I creditori, dunque, aumentano. Fra questi un avvocato del posto che ne propone il fallimento. Si chiama Francesco Trapani. Martino Morsello si mostra tranquillo. Sa che la sua azienda è garantita dalla legge 102 del 1992, che considera l’acquacoltura “a tutti gli effetti attività imprenditoriale agricola”. Non soggetta, quindi, al regime fallimentare di altri settori economici. Spingono anche le banche. L’Antonveneta matura interessi che raggiungono livelli usurai. Tutti si danno sotto all’Ittica. Si aspetta con ansia la decisione del Tribunale. Che arriva come un fulmine a ciel sereno. Fallimento. Quella legge viene derogata d’autorità. Come se non fosse mai esistita. Ma il peggio non è questo, è che il collegio dei giudici, presieduto da Benedetto Giaimo e Caterina Greco, relatore, ne affida la curatela fallimentare proprio a Francesco Trapani, che aveva proposto il fallimento per conto della Hendrix, una ditta di mangimi. Un avvocato con l’hobby degli affari. Sua zia ha sposato Pietro Alagna, il magnate del vino di Marsala. Suo padre, Nicola, è stato deputato tra le file di Forza Italia. Non certo un signor nessuno. Ma il legale si vuole fare strada da solo. Con le sue gambe.

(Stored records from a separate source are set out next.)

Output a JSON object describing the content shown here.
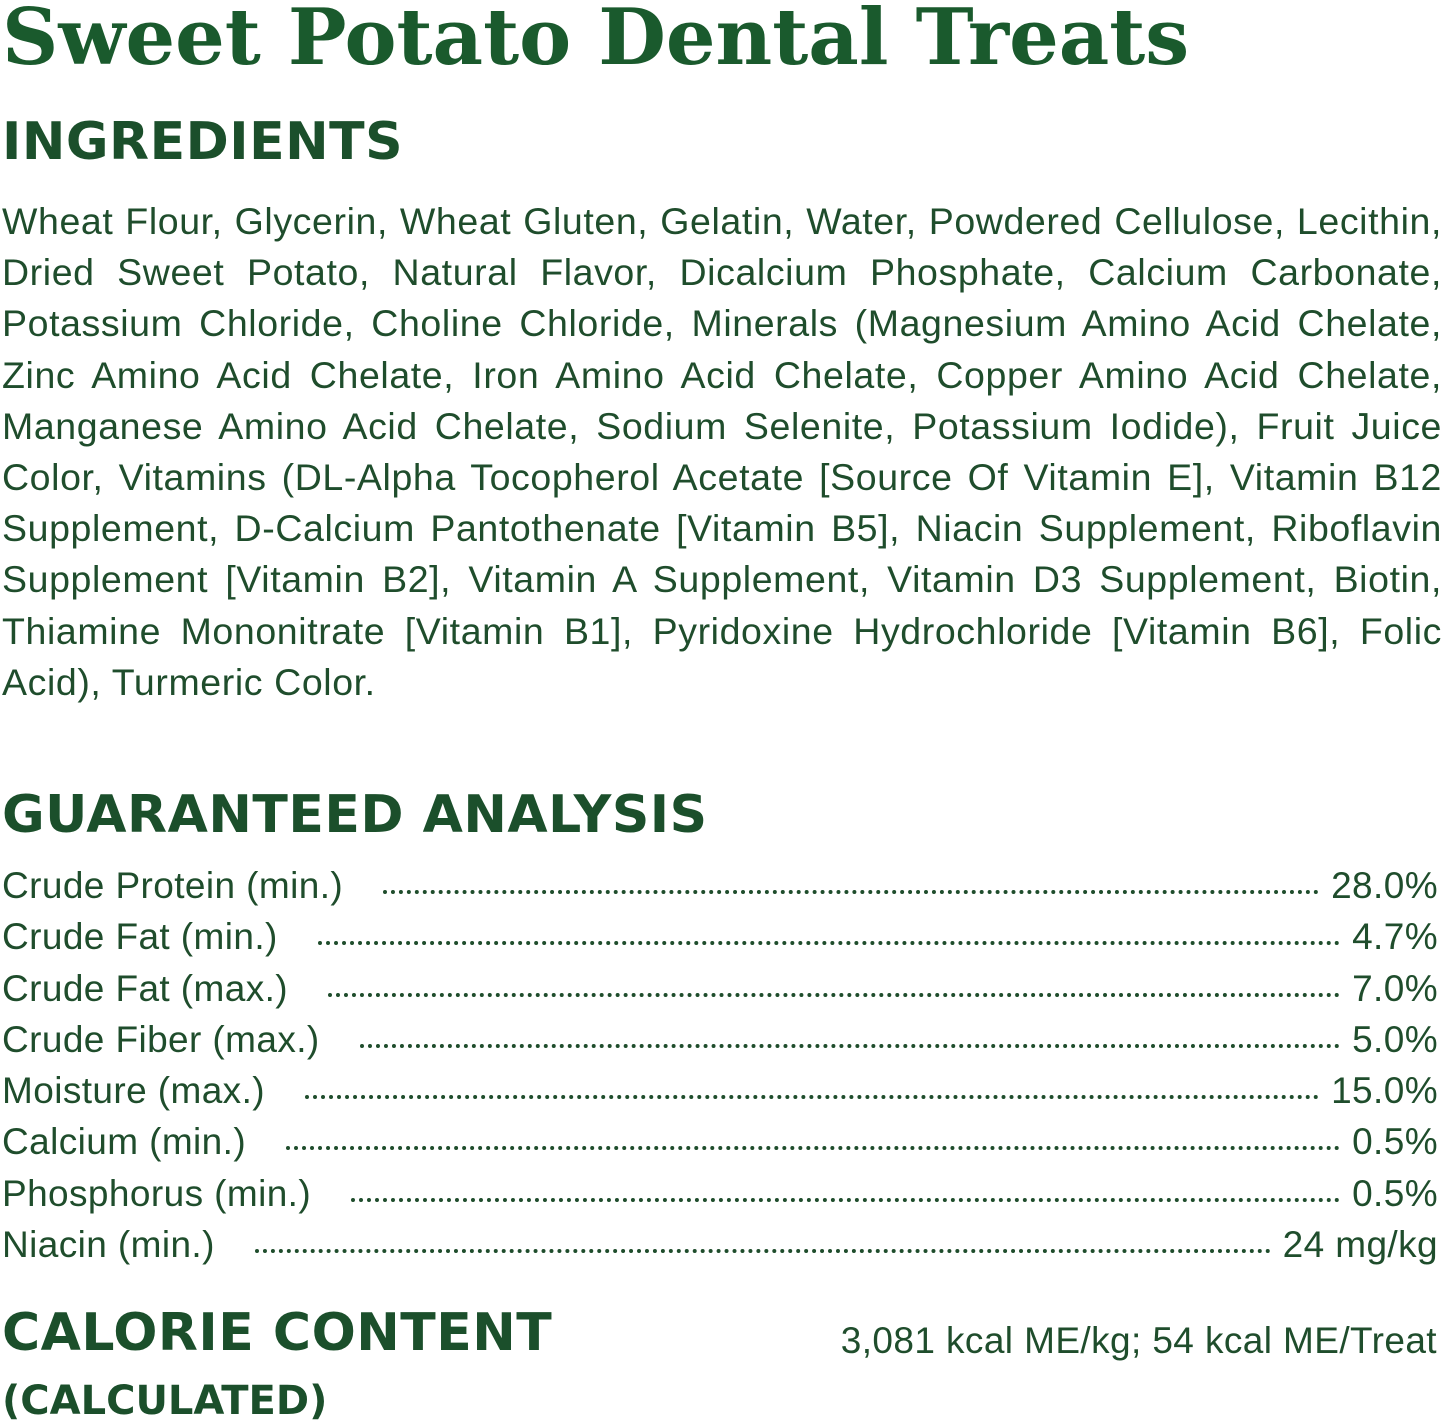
{
  "title": "Sweet Potato Dental Treats",
  "colors": {
    "title": "#1a5a2d",
    "heading": "#1b4f2b",
    "text": "#1f4d2c",
    "background": "#ffffff"
  },
  "ingredients": {
    "heading": "INGREDIENTS",
    "text": "Wheat Flour, Glycerin, Wheat Gluten, Gelatin, Water, Powdered Cellulose, Lecithin, Dried Sweet Potato, Natural Flavor, Dicalcium Phosphate, Calcium Carbonate, Potassium Chloride, Choline Chloride, Minerals (Magnesium Amino Acid Chelate, Zinc Amino Acid Chelate, Iron Amino Acid Chelate, Copper Amino Acid Chelate, Manganese Amino Acid Chelate, Sodium Selenite, Potassium Iodide), Fruit Juice Color, Vitamins (DL-Alpha Tocopherol Acetate [Source Of Vitamin E], Vitamin B12 Supplement, D-Calcium Pantothenate [Vitamin B5], Niacin Supplement, Riboflavin Supplement [Vitamin B2], Vitamin A Supplement, Vitamin D3 Supplement, Biotin, Thiamine Mononitrate [Vitamin B1], Pyridoxine Hydrochloride [Vitamin B6], Folic Acid), Turmeric Color."
  },
  "analysis": {
    "heading": "GUARANTEED ANALYSIS",
    "rows": [
      {
        "label": "Crude Protein (min.)",
        "value": "28.0%"
      },
      {
        "label": "Crude Fat (min.)",
        "value": "4.7%"
      },
      {
        "label": "Crude Fat (max.)",
        "value": "7.0%"
      },
      {
        "label": "Crude Fiber (max.)",
        "value": "5.0%"
      },
      {
        "label": "Moisture (max.)",
        "value": "15.0%"
      },
      {
        "label": "Calcium (min.)",
        "value": "0.5%"
      },
      {
        "label": "Phosphorus (min.)",
        "value": "0.5%"
      },
      {
        "label": "Niacin (min.)",
        "value": "24 mg/kg"
      }
    ]
  },
  "calorie": {
    "heading": "CALORIE CONTENT",
    "subheading": "(CALCULATED)",
    "value": "3,081 kcal ME/kg; 54 kcal ME/Treat"
  }
}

Intorno all’azienda possiede insieme alla famiglia circa 50 ettari di terreno. Ci sono anche vitigni. Ma non producono granché. Il suo sogno, quindi, è creare un vasto complesso alberghiero turistico. L’Ittica Mediterranea per lui è un boccone prelibato. Il fallimento lo gestisce alla lettera. E fa di tutto per affondarla del tutto, l’Ittica. Costringendo Francesca Marino, che l’ha in gestione dalla pronuncia del Tribunale, a fallire a sua volta, obbligandola ad allevare il pesce senza rimborsarle le spese. Inviando i Nas sospettando l’uso di antibiotici. Non garantendo la giusta difesa contro i decreti ingiuntivi dell’Enel, che aveva pure riconosciuto i suoi errori. Marino si rivolge alla Procura di Marsala e di Palermo, al ministro della Giustizia per sostituire il custode cautelare. Ma invano. E Morsello si sente come un avannotto in bocca a pesci più grandi lui. Denuncia tutti, allora. Banche, giudici, curatore. Fa ricorso alla Corte d’Appello. E dopo tre anni viene giudicato inammissibile perché presentato “fuori termine”. La sua azienda subisce anche tre incendi dolosi. Fa lo sciopero della fame insieme alla moglie. Nessuna Istituzione gli tende una mano. E' da solo.
Oggi il Tribunale ha messo all’asta terreni e impianti dell’Ittica. Prezzo fissato 870 mila euro. Poi aggiornato a 1039 mila, in seguito alle denuncia del Morsello. Comunque poco più del valore dei pesci morti, lasciati morire per disperazione nel 2007. Poco più anche degli 800 mila euro che valgono gli 80 mila metri quadri vista mare a Triglia Scaletta di Petrosino, dove si trova l’azienda, quando ne sono voluti ben 7 milioni per costruirla.
La vendita è fissata per il prossimo 25 gennaio. Manca l’ultimo boccone e poi è fatta. Tuttavia, il signor Morsello non si dà per vinto. Spera nella Cassazione. Spera ancora in uno Stato di diritto. Dove a far da padrone non sono i pesci grossi, e nemmeno gli avannotti, ma la giustizia e la dignità umana.